I recall reading that weight loss and insomina questions give bonus points to medications which cause weight gain and sleepiness (similar assessment scales get used in one or the other part of drug trial), and are responsible for a sizable fraction of the above-placebo response of anti-depressants.

In Topic: Ironic game gets pirates to feel the sting of piracy.

04 May 2013 - 12:30 AM

It is difficult to estimate actual impact on sales. Most of sales of my game (and most of the revenue) comes from discount sales (Steam Summer Sale events, etc), so it is clear there is a lot of people who would buy it for a reduced price but would not buy it at a full price. Note that these people *did* buy it at a reduced price - it is entirely false to say that those who wouldn't buy it at the full price were not willing to pay anything at all.


It would seem that a huge fraction of pirates would pay something, like $1 .. $2 voluntarily, if they had to login with their credit card at all, and even bigger fraction would pay up if they only could obtain the game at a discount sale. And they don't, and so there is a very significant loss of revenue, easily well over 2x less revenue for indie games based on how discount sales seem to work on Steam.

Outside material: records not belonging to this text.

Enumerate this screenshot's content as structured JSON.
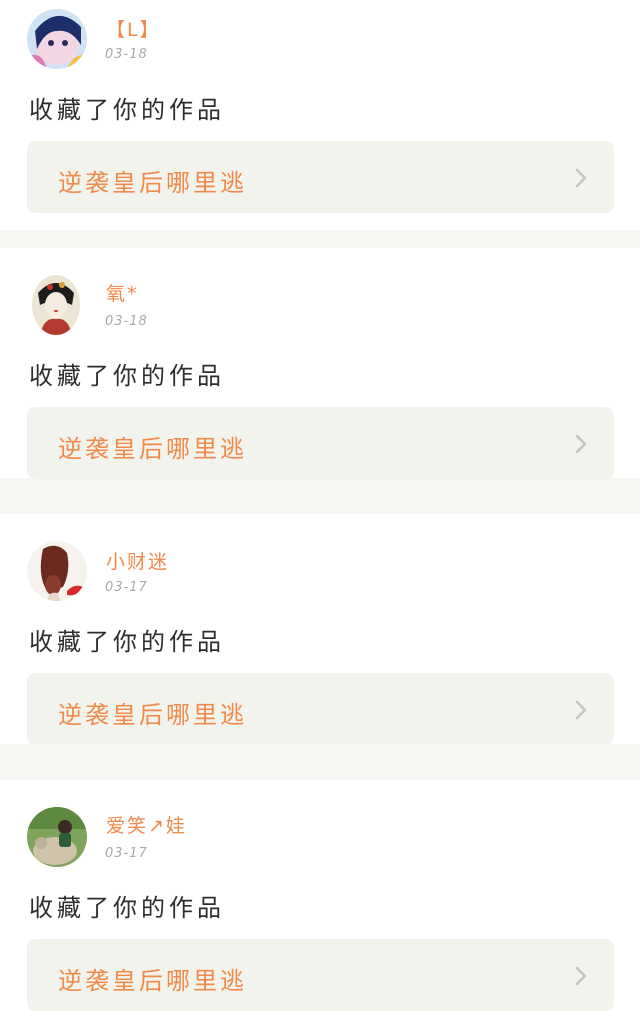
{
  "notifications": [
    {
      "user_name": "【L】",
      "date": "03-18",
      "action": "收藏了你的作品",
      "work_title": "逆袭皇后哪里逃",
      "avatar_icon": "anime-avatar-icon"
    },
    {
      "user_name": "氧*",
      "date": "03-18",
      "action": "收藏了你的作品",
      "work_title": "逆袭皇后哪里逃",
      "avatar_icon": "geisha-avatar-icon"
    },
    {
      "user_name": "小财迷",
      "date": "03-17",
      "action": "收藏了你的作品",
      "work_title": "逆袭皇后哪里逃",
      "avatar_icon": "girl-avatar-icon"
    },
    {
      "user_name": "爱笑↗娃",
      "date": "03-17",
      "action": "收藏了你的作品",
      "work_title": "逆袭皇后哪里逃",
      "avatar_icon": "photo-avatar-icon"
    }
  ],
  "colors": {
    "accent": "#f08a4b",
    "link_background": "#f3f3ee",
    "date": "#a9a9a9",
    "text": "#2e2e2e",
    "separator": "#f7f6f2"
  }
}
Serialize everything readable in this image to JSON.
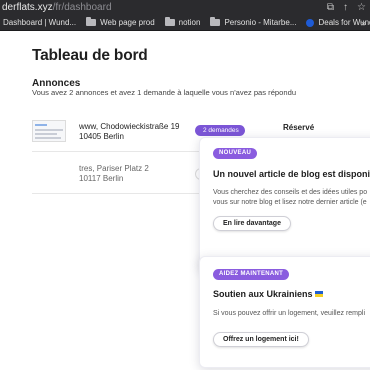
{
  "browser": {
    "url_host": "derflats.xyz",
    "url_path": "/fr/dashboard",
    "bookmarks": [
      {
        "label": "Dashboard | Wund...",
        "icon": "none"
      },
      {
        "label": "Web page prod",
        "icon": "folder-icon"
      },
      {
        "label": "notion",
        "icon": "folder-icon"
      },
      {
        "label": "Personio - Mitarbe...",
        "icon": "folder-icon"
      },
      {
        "label": "Deals for Wunderf...",
        "icon": "site-favicon"
      }
    ],
    "more_label": "»"
  },
  "dashboard": {
    "title": "Tableau de bord",
    "annonces_title": "Annonces",
    "annonces_subtitle": "Vous avez 2 annonces et avez 1 demande à laquelle vous n'avez pas répondu",
    "listings": [
      {
        "street": "www, Chodowieckistraße 19",
        "city": "10405 Berlin",
        "demand_label": "2 demandes",
        "status": "Réservé"
      },
      {
        "street": "tres, Pariser Platz 2",
        "city": "10117 Berlin"
      }
    ]
  },
  "cards": [
    {
      "badge": "NOUVEAU",
      "title": "Un nouvel article de blog est disponible",
      "text_line1": "Vous cherchez des conseils et des idées utiles po",
      "text_line2": "vous sur notre blog et lisez notre dernier article (e",
      "button": "En lire davantage"
    },
    {
      "badge": "AIDEZ MAINTENANT",
      "title": "Soutien aux Ukrainiens",
      "text_line1": "Si vous pouvez offrir un logement, veuillez rempli",
      "button": "Offrez un logement ici!"
    }
  ],
  "colors": {
    "accent": "#8a5cdf",
    "chrome_bg": "#2b2b2e"
  }
}
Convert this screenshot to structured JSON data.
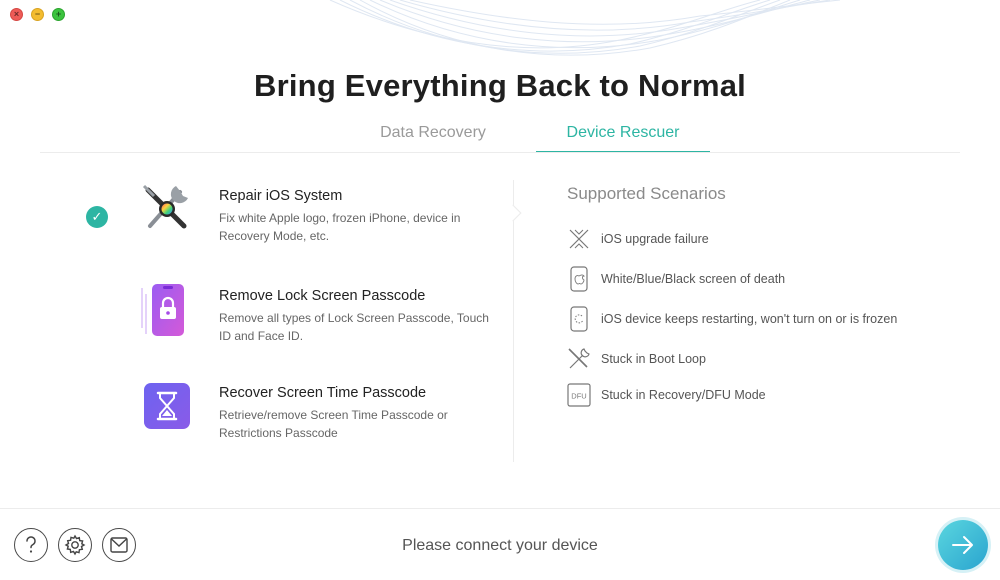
{
  "window": {
    "controls": [
      "close",
      "minimize",
      "maximize"
    ]
  },
  "header": {
    "title": "Bring Everything Back to Normal"
  },
  "tabs": [
    {
      "label": "Data Recovery",
      "active": false
    },
    {
      "label": "Device Rescuer",
      "active": true
    }
  ],
  "features": [
    {
      "name": "Repair iOS System",
      "description": "Fix white Apple logo, frozen iPhone, device in Recovery Mode, etc.",
      "icon": "wrench-screwdriver-icon",
      "selected": true
    },
    {
      "name": "Remove Lock Screen Passcode",
      "description": "Remove all types of Lock Screen Passcode, Touch ID and Face ID.",
      "icon": "phone-lock-icon",
      "selected": false
    },
    {
      "name": "Recover Screen Time Passcode",
      "description": "Retrieve/remove Screen Time Passcode or Restrictions Passcode",
      "icon": "hourglass-icon",
      "selected": false
    }
  ],
  "scenarios": {
    "title": "Supported Scenarios",
    "items": [
      {
        "text": "iOS upgrade failure",
        "icon": "broken-x-icon"
      },
      {
        "text": "White/Blue/Black screen of death",
        "icon": "phone-apple-icon"
      },
      {
        "text": "iOS device keeps restarting, won't turn on or is frozen",
        "icon": "phone-restart-icon"
      },
      {
        "text": "Stuck in Boot Loop",
        "icon": "tools-icon"
      },
      {
        "text": "Stuck in Recovery/DFU Mode",
        "icon": "dfu-icon",
        "icon_label": "DFU"
      }
    ]
  },
  "footer": {
    "status": "Please connect your device",
    "help_icon": "question-icon",
    "settings_icon": "gear-icon",
    "mail_icon": "mail-icon",
    "next_icon": "arrow-right-icon"
  },
  "colors": {
    "accent": "#2db5a3",
    "next_button": "#3bbcd8",
    "close": "#ee5b57",
    "minimize": "#f3bc2f",
    "maximize": "#3cc33f"
  }
}
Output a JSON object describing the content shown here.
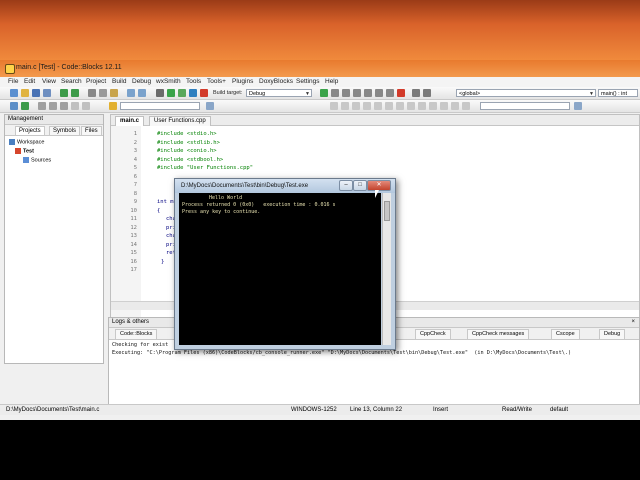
{
  "window": {
    "title": "main.c [Test] - Code::Blocks 12.11"
  },
  "menu": [
    "File",
    "Edit",
    "View",
    "Search",
    "Project",
    "Build",
    "Debug",
    "wxSmith",
    "Tools",
    "Tools+",
    "Plugins",
    "DoxyBlocks",
    "Settings",
    "Help"
  ],
  "toolbar": {
    "build_target_label": "Build target:",
    "build_target_value": "Debug",
    "scope_value": "<global>",
    "function_value": "main() : int"
  },
  "management": {
    "title": "Management",
    "tabs": [
      "Projects",
      "Symbols",
      "Files"
    ],
    "tree": {
      "workspace": "Workspace",
      "project": "Test",
      "folder": "Sources"
    }
  },
  "editor": {
    "tabs": [
      "main.c",
      "User Functions.cpp"
    ],
    "line_numbers": [
      "1",
      "2",
      "3",
      "4",
      "5",
      "6",
      "7",
      "8",
      "9",
      "10",
      "11",
      "12",
      "13",
      "14",
      "15",
      "16",
      "17"
    ],
    "lines": {
      "l1": "#include <stdio.h>",
      "l2": "#include <stdlib.h>",
      "l3": "#include <conio.h>",
      "l4": "#include <stdbool.h>",
      "l5": "#include \"User Functions.cpp\"",
      "l9": "int m",
      "l10": "{",
      "l11": "cha",
      "l12": "pri",
      "l13": "cha",
      "l14": "pri",
      "l15": "ret",
      "l16": "}"
    }
  },
  "console": {
    "title": "D:\\MyDocs\\Documents\\Test\\bin\\Debug\\Test.exe",
    "line1": "Hello World",
    "line2": "Process returned 0 (0x0)   execution time : 0.016 s",
    "line3": "Press any key to continue.",
    "buttons": {
      "minimize": "–",
      "maximize": "□",
      "close": "✕"
    }
  },
  "logs": {
    "title": "Logs & others",
    "close": "×",
    "tabs": [
      "Code::Blocks",
      "CppCheck",
      "CppCheck messages",
      "Cscope",
      "Debug"
    ],
    "line1": "Checking for exist",
    "line2": "Executing: \"C:\\Program Files (x86)\\CodeBlocks/cb_console_runner.exe\" \"D:\\MyDocs\\Documents\\Test\\bin\\Debug\\Test.exe\"  (in D:\\MyDocs\\Documents\\Test\\.)"
  },
  "status": {
    "path": "D:\\MyDocs\\Documents\\Test\\main.c",
    "encoding": "WINDOWS-1252",
    "position": "Line 13, Column 22",
    "mode": "Insert",
    "access": "Read/Write",
    "profile": "default"
  },
  "colors": {
    "titlebar": "#e87a2e",
    "console_bg": "#000000",
    "console_text": "#e7e1b0",
    "code_green": "#008000"
  }
}
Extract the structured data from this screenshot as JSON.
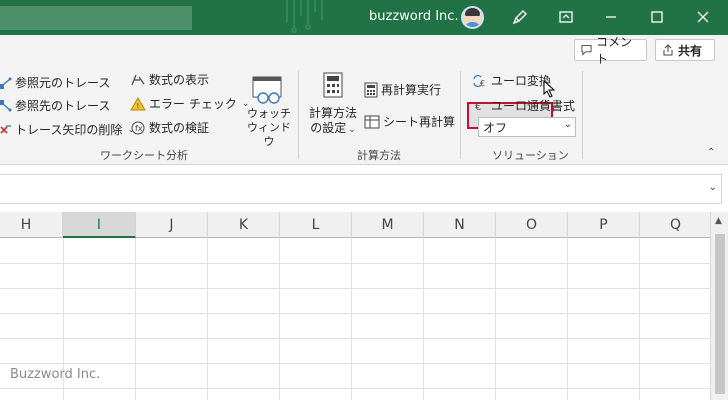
{
  "titlebar": {
    "app_title": "buzzword Inc.",
    "color": "#217346"
  },
  "ribbon": {
    "comment_label": "コメント",
    "share_label": "共有",
    "groups": {
      "worksheet_analysis": {
        "label": "ワークシート分析",
        "trace_precedents": "参照元のトレース",
        "trace_dependents": "参照先のトレース",
        "remove_arrows": "トレース矢印の削除",
        "show_formulas": "数式の表示",
        "error_check": "エラー チェック",
        "evaluate_formula": "数式の検証",
        "watch_window_line1": "ウォッチ",
        "watch_window_line2": "ウィンドウ"
      },
      "calculation": {
        "label": "計算方法",
        "calc_options_line1": "計算方法",
        "calc_options_line2": "の設定",
        "calculate_now": "再計算実行",
        "calculate_sheet": "シート再計算"
      },
      "solutions": {
        "label": "ソリューション",
        "euro_conversion": "ユーロ変換",
        "euro_formatting": "ユーロ通貨書式",
        "format_value": "オフ"
      }
    }
  },
  "grid": {
    "columns": [
      "H",
      "I",
      "J",
      "K",
      "L",
      "M",
      "N",
      "O",
      "P",
      "Q"
    ],
    "active_column": "I"
  },
  "watermark": "Buzzword Inc."
}
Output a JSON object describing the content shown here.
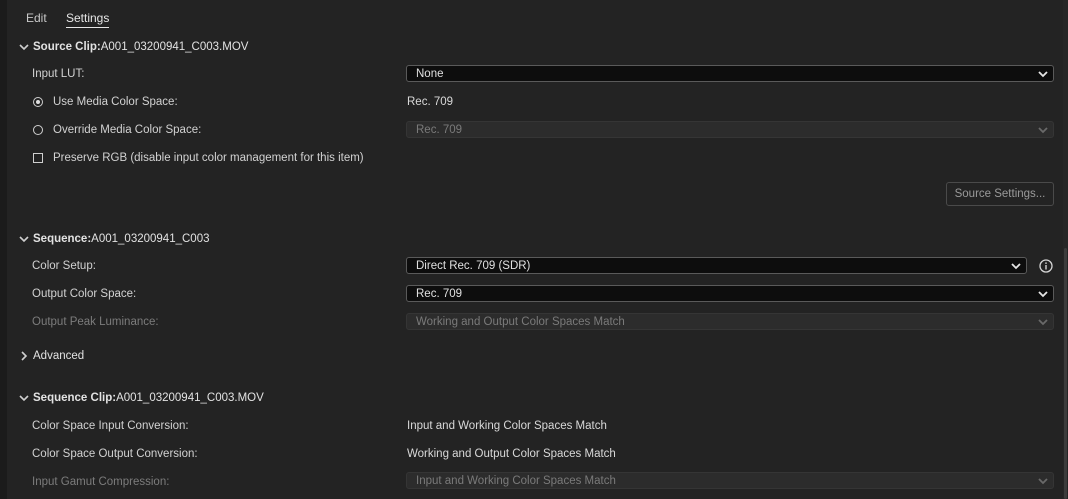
{
  "tabs": [
    {
      "label": "Edit",
      "active": false
    },
    {
      "label": "Settings",
      "active": true
    }
  ],
  "source_clip": {
    "header_bold": "Source Clip:",
    "header_name": " A001_03200941_C003.MOV",
    "input_lut": {
      "label": "Input LUT:",
      "value": "None"
    },
    "use_media": {
      "label": "Use Media Color Space:",
      "value": "Rec. 709",
      "checked": true
    },
    "override_media": {
      "label": "Override Media Color Space:",
      "value": "Rec. 709",
      "checked": false
    },
    "preserve_rgb": {
      "label": "Preserve RGB (disable input color management for this item)",
      "checked": false
    },
    "source_settings_button": "Source Settings..."
  },
  "sequence": {
    "header_bold": "Sequence:",
    "header_name": " A001_03200941_C003",
    "color_setup": {
      "label": "Color Setup:",
      "value": "Direct Rec. 709 (SDR)"
    },
    "output_color_space": {
      "label": "Output Color Space:",
      "value": "Rec. 709"
    },
    "output_peak_luminance": {
      "label": "Output Peak Luminance:",
      "value": "Working and Output Color Spaces Match"
    },
    "advanced_label": "Advanced"
  },
  "sequence_clip": {
    "header_bold": "Sequence Clip:",
    "header_name": " A001_03200941_C003.MOV",
    "input_conversion": {
      "label": "Color Space Input Conversion:",
      "value": "Input and Working Color Spaces Match"
    },
    "output_conversion": {
      "label": "Color Space Output Conversion:",
      "value": "Working and Output Color Spaces Match"
    },
    "gamut_compression": {
      "label": "Input Gamut Compression:",
      "value": "Input and Working Color Spaces Match"
    }
  },
  "icons": {
    "expanded": "chevron-down-icon",
    "collapsed": "chevron-right-icon",
    "dropdown": "chevron-down-icon",
    "info": "info-icon"
  },
  "colors": {
    "background": "#232323",
    "select_background": "#0d0d0d",
    "disabled_text": "#7a7a7a"
  }
}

edit: Some gameplay alteration which goes public (like in that game), that's clever. Subtly broken gameplay (e.g. camera jitter) to punish pirates is ridiculous. It decreases the likelihood that friends of a pirate buy it, potential customers are reading pirate's reviews, etc.

In Topic: this is the beginning of the end.

28 March 2013 - 12:15 AM

Well there's the issue that most experts online are amateurs... and a lot of expertise is made up / faked on spot. Goes for any forum really, and for real world as well (people good at faking expertise often get promoted). What is good about this forum is that besides this faker majority which is present everywhere, there's also plenty of people who actually know things they are talking about. Which is more than can be said about most places.